Saturday, 5 October 2013

Birthday Party


Birthday parties and autism can be a good and/or bad mix depending on the person and setup.
My autistic daughter has always loved the birthday parties she has had and she usually does well at the ones she attends.

I on the other hand, always wanted parties as a kid but had meltdowns because they weren’t exactly how I planned and people didn’t do things the way I thought they should.  I don’t have many childhood memories and most that I have are bad.  What I do remember about my parties was that they seemed to be a failure.  Hopefully, the people who attended enjoyed them at least!
I like making Micah happy with her birthday parties but it is very stressful for me.  Planning and organizing are hard enough but what is hardest for me is interacting with kids I don’t know well and their parents.

When Micah was younger we invited very few kids to the party and I had someone help me. Depending on what she has wanted to do and whether we could afford it we went out to have the party.  One year, it was at the pool where she had her swimming lessons.  She invited her whole learning centre from school that year so there were about 20 kids from grades 2-4.
That wasn’t too bad because her therapist was there with another boy so she assisted me and there was also a lifeguard.

The other away from home party was at a circus school so there weren’t too many kids invited but it was still stressful making sure everyone could wait their turn etc.  One of the parents stayed to help his daughter. 
When Micah started school, we had to start having her party before school ended in June since her birthday is around the August long weekend and many people are away.

I don’t know how Micah has been able to handle all of the sensory overload and excitement of parties but maybe it is because we are more careful especially when she was younger with putting limits on numbers of children, activities and, time. 
This year’s party was very anxiety provoking for me.  Micah wanted to have a mystery party and play a live version of the Clue game.  It seemed like a great idea. She wanted to invite her class- 5 kids, some old friends, and some new friends from various places.  A total of thirteen kids were invited and all but one came.  There was a large range of ages (9-16) and abilities.  I was worried about whether everyone would be able to participate in the game but we figured out groups so enemies were separated and those who needed more support were with those who didn’t.

I realized the morning of the party that I didn’t have games prepared for while the kids were arriving and waiting for their pizzas (build your own!) to cook.  Not good when most of the kids were autistic and would have sensory overload and anxiety.  We had to come up with something quickly.
I found some games on the internet that we ended up playing at the end of the party. 

I had a friend helping which was good because I struggle with talking to the kids.  She took any kids who wanted to run around and jump on the trampoline out the back while I got pizza fixings ready and cooked the pizzas. 
There were the usual arguments but things went well. 
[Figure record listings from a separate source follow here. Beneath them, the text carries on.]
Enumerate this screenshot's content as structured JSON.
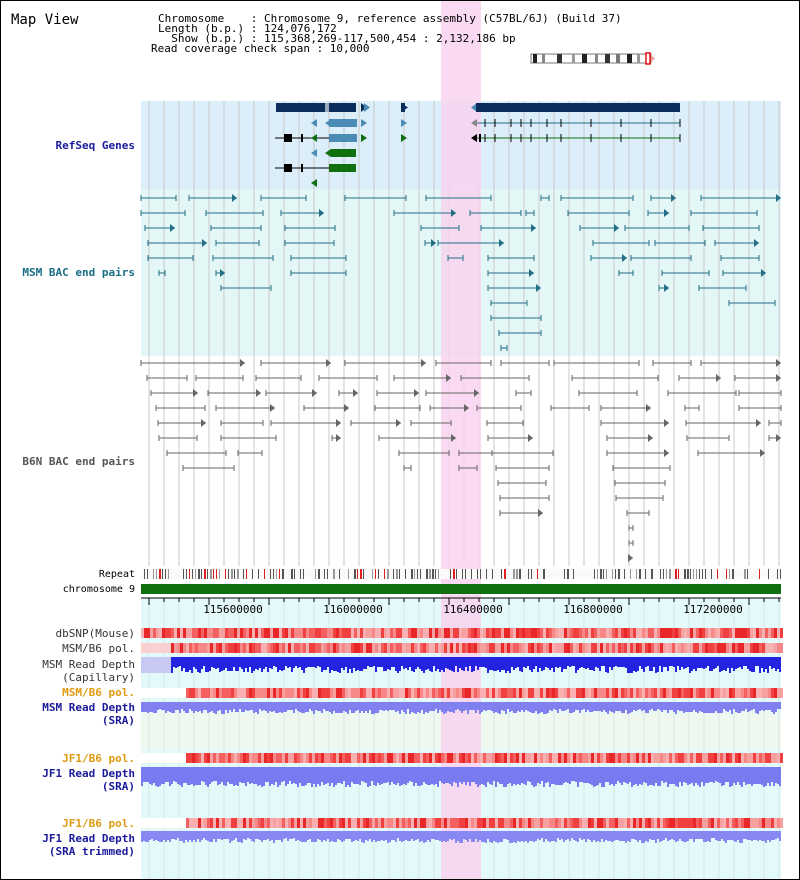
{
  "page_title": "Map View",
  "header": {
    "chromosome_label": "Chromosome    : Chromosome 9, reference assembly (C57BL/6J) (Build 37)",
    "length_label": "Length (b.p.) : 124,076,172",
    "show_label": "  Show (b.p.) : 115,368,269-117,500,454 : 2,132,186 bp",
    "coverage_label": "Read coverage check span : 10,000"
  },
  "tracks": {
    "refseq": "RefSeq Genes",
    "msm_bac": "MSM BAC end pairs",
    "b6n_bac": "B6N BAC end pairs",
    "repeat": "Repeat",
    "chromosome": "chromosome 9"
  },
  "axis_ticks": [
    "115600000",
    "116000000",
    "116400000",
    "116800000",
    "117200000"
  ],
  "lower_tracks": {
    "dbsnp": "dbSNP(Mouse)",
    "msm_pol": "MSM/B6 pol.",
    "msm_cap_1": "MSM Read Depth",
    "msm_cap_2": "(Capillary)",
    "msm_pol2": "MSM/B6 pol.",
    "msm_sra_1": "MSM Read Depth",
    "msm_sra_2": "(SRA)",
    "jf1_pol": "JF1/B6 pol.",
    "jf1_sra_1": "JF1 Read Depth",
    "jf1_sra_2": "(SRA)",
    "jf1_pol2": "JF1/B6 pol.",
    "jf1_trim_1": "JF1 Read Depth",
    "jf1_trim_2": "(SRA trimmed)"
  },
  "colors": {
    "refseq_bg": "#dbeef9",
    "bac_bg": "#e4f7f7",
    "highlight": "#f8d4f0",
    "gene_dark": "#0a2d5c",
    "gene_mid": "#4a8cb5",
    "gene_green": "#107010",
    "msm_line": "#226e86",
    "b6n_line": "#666666",
    "label_blue": "#1a1a9a",
    "label_teal": "#1a6e86",
    "label_orange": "#e09a10",
    "depth_blue": "#2424e0",
    "depth_light": "#8080f0"
  }
}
After pizza, we explained the game and got the kids into groups.  Things went okay but it probably would have been more successful with just the older kids as most of the younger kids didn’t understand the game.
I had thought to put out some sensory toys for if someone needed quiet time but forgot to tell the group and I don’t think most of the kids were used to that being available, especially at a party.  The toys were used but as weapons mainly!  Rody, the bounce horse got a work out bouncing on the little indoor trampoline.   That was fine as that was obviously what that child needed to regulate at that time.

All of the chaos of kids running around, the noise, the mess, and not knowing what to say and what to expect from them caused me to have severe anxiety  but I couldn’t hide and have a meltdown.
I couldn’t stim- can’t let anyone see the strange things I do.  It’s not appropriate, ladylike- any phrase you have been told can fit in here!  What I needed to do was hit my legs, hit my head (not hard enough to do damage- don’t worry), flap, bang my head on the wall (again not to do damage but to make the bad feelings go).  Those are things I needed to do to help bring the anxiety down but I had to hold them in- to be normal so that by the end of the party I just wanted to sleep.

Micah had fun at her party but it was a little too ‘wild’ for her (and me!)with all of the kids, especially her classmates overstimulated.  Next year, we may have two parties- a class party and another with a few other friends.  Things might go a little smoother.
I survived this year and we have a year to figure out the next birthday celebration!